As a journalist, I decided to use my profession to research just how common my story was. In 2010, I won a major fellowship to investigate women and alcohol use, and spent a year reporting on the subject. The reality? I am far from alone. In the developed world, women are closing the gender gap on risky drinking. In fact, the richer the country, the narrower the gap between women and men. The new face of risky drinking looks like me: professional, well educated. In fact, I am the poster child, just as my mother was in the Sixties: a stay-at-home mum mixing cocktails with Valium.
My fellowship research appeared in 14-part series in Canada’s largest newspaper, the Toronto Star - and it elicited overwhelming response. Emails poured in from women across the country, sharing their stories of risky drinking. The only fact I had failed to mention in the series: my own problems with drinking. I kept that a secret after a kindly editor warned me against sharing my story: “Do you need to work after this?” she asked. “Yes,” I replied. “Then don’t reveal you have a drinking problem.”
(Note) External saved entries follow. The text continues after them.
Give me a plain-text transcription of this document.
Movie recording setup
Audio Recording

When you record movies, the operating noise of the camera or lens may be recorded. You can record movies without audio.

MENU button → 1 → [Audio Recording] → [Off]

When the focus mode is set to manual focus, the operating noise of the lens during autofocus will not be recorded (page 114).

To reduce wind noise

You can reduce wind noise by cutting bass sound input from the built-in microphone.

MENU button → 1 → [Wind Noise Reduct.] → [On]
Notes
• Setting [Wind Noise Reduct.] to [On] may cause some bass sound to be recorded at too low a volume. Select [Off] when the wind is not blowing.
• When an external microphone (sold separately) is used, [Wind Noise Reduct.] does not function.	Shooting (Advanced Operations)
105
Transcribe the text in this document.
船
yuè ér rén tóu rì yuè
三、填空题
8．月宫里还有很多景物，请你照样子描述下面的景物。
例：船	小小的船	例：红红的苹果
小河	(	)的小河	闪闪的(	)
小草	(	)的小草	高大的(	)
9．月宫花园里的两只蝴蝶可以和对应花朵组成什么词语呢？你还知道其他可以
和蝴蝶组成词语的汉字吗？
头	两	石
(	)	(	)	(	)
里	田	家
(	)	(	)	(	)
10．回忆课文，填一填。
I followed my editor’s advice: I kept quiet in that news paper series. But a year later, the story burned inside me. I knew I had to share it. The result is Drink: The Intimate Relationship Between Women and Drinking, a book that struck a chord as soon as it was published last week in Canada: it went into reprint the day it was published.
Once again, my inbox is overflowing, with women sharing their stories of drinking and recovery. The question I get asked most often is a simple one: How do I know if I am an alcoholic? How do I know if I have a problem.
For those who want answers, there are numerous online quizzes you can take. I proffer these simple questions for any who have doubts:
- Have you tried to cut back and failed?
- Do you drink to forget, to numb, to not be you?
- Do you find that you want to continue drinking after your friends say they have had enough?
- Do you sneak extra alcohol when your partner is out of the room?
- Have your partner or friends expressed concern about your drinking?
Personally, I did all of the above. Near the end of my drinking career, I kept a drinking diary, rewarding myself with a sticker each time I was able to keep my promises to myself. The stickers were monkeys—as in, “Let’s get this monkey off my back.” When the stickers failed to accumulate at the rate I knew they should, I knew there was no choice to take more drastic steps.
Five years later, without alcohol in my life, I am a much happier person, free from shame and self-recrimination. I am not alone. Each Thursday night, as I take my seat in a brightly lit church basement, I am surrounded by a sea of professional women: lawyers, teachers, bank executives, all recovering from their dependence on alcohol. There’s a lot of laughter in the room.
There are some downsides to the story. I lost a major love in sobriety. The first year was hard: I had to deal with the depression and anxiety I was self-medicating with alcohol. But the gains have outstripped the losses: I have won back the respect of my son, the admiration of my sister, the trust of my friends. I have started a National Roundtable on Girls, Women and Alcohol. And I have returned to my first love - writing. The rewards of sobriety are daily and rich.
Am I a “grateful alcoholic,” as they say in the rooms? Most days, I am. For several years now, I have begun each morning with a gratitude list, one that lists my challenges as well as my blessings - especially my broken heart, which reminds me how much I loved and was loved. There is some strange alchemy associated with gratitude. Somewhere along the way of doing these lists, I fell in love with my life again.
Most of all, I have learned that the addict’s lie is just that: an untruth. It goes like this: “I will always feel this way—therefore, I might as well drink.” And as long as you keep drinking, that lie keeps you stuck. The world does not improve: it’s a self-fulfilling promise. Stop drinking, and there’s no telling what will happen. Stop drinking, and you can begin the process of loving yourself back into being. For some of us, it’s the only route forward. Personally, I wouldn’t have it any other way.